A lot of Kadokawa’s business looks “legacy” from the perspective of a company like Sony – not least that a core part of its business, and indispensable from an IP generation perspective, is selling printed books. It’s not clear where that kind of business would fit in Sony’s structure, or how it aligns with the company’s strategic goals.
Just slashing and burning through ill-fitting subsidiaries post-acquisition, however, would probably be extremely difficult in many ways, not least of them being the strong employee protections of Japanese law.
Kadokawa could be something of an albatross for Sony if it can’t make those parts of the business work somehow. Having streamlined its own corporate structure through spinning off various aspects like financial services and insurance over the years, Sony could find itself lumbered with all sorts of unusual cruft under its umbrella, from Japanese video sharing website NicoNico, to a host of magazine publishing companies, and some truly unusual things like a giant art gallery and culture museum just north of Tokyo.

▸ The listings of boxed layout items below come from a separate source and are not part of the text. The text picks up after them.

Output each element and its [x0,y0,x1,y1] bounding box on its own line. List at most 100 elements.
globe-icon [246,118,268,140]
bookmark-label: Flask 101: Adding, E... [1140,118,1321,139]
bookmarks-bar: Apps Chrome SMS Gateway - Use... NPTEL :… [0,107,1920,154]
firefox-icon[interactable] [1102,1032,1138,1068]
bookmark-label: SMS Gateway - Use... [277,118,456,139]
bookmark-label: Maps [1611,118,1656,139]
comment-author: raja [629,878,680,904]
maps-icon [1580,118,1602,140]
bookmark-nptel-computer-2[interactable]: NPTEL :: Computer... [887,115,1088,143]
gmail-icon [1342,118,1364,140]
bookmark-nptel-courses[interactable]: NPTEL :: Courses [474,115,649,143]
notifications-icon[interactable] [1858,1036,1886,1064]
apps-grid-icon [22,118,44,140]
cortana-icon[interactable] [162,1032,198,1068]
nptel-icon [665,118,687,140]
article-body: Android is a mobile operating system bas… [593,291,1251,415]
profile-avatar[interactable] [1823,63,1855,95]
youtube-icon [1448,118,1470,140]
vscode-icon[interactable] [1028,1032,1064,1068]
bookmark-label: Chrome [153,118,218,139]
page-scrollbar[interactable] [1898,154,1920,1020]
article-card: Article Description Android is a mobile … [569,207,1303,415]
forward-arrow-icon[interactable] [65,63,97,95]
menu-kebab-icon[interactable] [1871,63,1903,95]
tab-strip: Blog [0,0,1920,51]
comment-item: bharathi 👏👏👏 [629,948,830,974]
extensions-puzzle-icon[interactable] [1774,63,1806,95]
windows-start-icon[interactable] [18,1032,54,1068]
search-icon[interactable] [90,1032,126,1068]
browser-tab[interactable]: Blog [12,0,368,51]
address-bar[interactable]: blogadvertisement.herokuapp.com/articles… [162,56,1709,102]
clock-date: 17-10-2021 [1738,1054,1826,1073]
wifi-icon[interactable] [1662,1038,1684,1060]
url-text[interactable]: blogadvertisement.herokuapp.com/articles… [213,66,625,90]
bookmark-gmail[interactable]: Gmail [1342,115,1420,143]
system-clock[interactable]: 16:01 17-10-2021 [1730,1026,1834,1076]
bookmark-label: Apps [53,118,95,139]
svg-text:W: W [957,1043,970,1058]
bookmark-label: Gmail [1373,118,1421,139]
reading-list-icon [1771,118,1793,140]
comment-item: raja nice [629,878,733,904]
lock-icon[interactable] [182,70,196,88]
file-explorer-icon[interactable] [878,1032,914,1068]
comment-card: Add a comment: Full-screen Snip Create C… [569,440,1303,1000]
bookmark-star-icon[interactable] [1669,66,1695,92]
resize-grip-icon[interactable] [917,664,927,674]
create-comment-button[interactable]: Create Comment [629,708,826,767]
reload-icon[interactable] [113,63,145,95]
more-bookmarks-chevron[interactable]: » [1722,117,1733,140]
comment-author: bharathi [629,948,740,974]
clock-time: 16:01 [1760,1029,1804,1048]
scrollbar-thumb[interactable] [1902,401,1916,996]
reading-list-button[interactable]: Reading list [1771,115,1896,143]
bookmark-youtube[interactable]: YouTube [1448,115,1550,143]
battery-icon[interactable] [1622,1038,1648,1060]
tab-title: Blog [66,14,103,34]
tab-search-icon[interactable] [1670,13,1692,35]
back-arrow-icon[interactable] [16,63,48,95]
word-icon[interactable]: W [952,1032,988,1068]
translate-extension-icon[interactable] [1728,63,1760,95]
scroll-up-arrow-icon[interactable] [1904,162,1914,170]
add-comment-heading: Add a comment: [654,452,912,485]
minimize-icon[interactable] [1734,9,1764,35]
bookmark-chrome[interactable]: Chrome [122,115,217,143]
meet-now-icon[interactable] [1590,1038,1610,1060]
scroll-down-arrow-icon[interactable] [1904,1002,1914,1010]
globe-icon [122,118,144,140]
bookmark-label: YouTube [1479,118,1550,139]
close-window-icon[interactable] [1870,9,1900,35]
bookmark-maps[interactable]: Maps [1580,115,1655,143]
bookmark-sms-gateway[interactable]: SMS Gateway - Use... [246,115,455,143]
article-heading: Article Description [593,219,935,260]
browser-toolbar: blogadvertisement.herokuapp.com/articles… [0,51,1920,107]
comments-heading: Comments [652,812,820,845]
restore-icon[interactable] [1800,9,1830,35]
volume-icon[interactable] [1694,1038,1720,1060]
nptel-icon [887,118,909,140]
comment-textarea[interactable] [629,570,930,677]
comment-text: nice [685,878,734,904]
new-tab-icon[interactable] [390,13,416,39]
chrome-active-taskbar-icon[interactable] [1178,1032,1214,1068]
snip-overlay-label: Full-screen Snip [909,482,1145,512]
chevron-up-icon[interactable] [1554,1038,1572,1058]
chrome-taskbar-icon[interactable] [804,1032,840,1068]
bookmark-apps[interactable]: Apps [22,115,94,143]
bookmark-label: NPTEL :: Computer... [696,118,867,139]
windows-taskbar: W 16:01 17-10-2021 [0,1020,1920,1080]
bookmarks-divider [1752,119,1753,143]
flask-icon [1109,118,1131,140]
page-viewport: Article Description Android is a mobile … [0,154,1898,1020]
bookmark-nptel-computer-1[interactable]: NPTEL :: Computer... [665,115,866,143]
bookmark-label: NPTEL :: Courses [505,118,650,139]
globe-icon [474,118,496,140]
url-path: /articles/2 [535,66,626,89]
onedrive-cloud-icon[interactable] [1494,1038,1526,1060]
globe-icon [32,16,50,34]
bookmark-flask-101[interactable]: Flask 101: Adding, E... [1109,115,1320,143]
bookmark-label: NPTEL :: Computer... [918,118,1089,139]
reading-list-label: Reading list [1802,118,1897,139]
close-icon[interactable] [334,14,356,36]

Slashing through ill-fitting subsidiaries post-acquisition would probably be extremely difficult, not least of them being the strong employee protections of Japanese law
This would be happening, it has to be added, against a backdrop of Sony having had a particularly rough time with acquisitions recently. After years of doing incredibly smooth, well-integrated acquisitions of studios – as mentioned above – the company went on a bit of a spending spree a few years ago, and thus far it’s been a disaster.
It spent $3.6 billion buying Bungie (similar to the market cap of Kadokawa, as it happens), only to discover that far from being in a position to help the rest of Sony’s studios shift to a live-service model, Bungie itself seemed to be a complete basket case.
Just last year it acquired Firewalk Studios, which it then shut down after its first game, Concord, flopped hard at launch earlier this year.
Each of those was a more straightforward acquisition, by an order of magnitude, than Kadokawa would be; in light of recent events it’s not unfair to question whether Sony will actually be able to manage an acquisition of this scale and complexity.
Even if there are questions about execution, though, the core rationale for the deal is strong, and likely seems pretty persuasive to Sony’s decision-makers. The company needs to get bigger to stay competitive, and Microsoft has made a persuasive case that acquisitions are the fastest way to do that.
Microsoft, however, bought game developers and publishers; it didn’t try anything as tricky as buying a huge media and publishing conglomerate just for the sake of a single key studio and some valuable IP rights. This deal has great potential for Sony – but the difficulty of making it work shouldn’t be underestimated.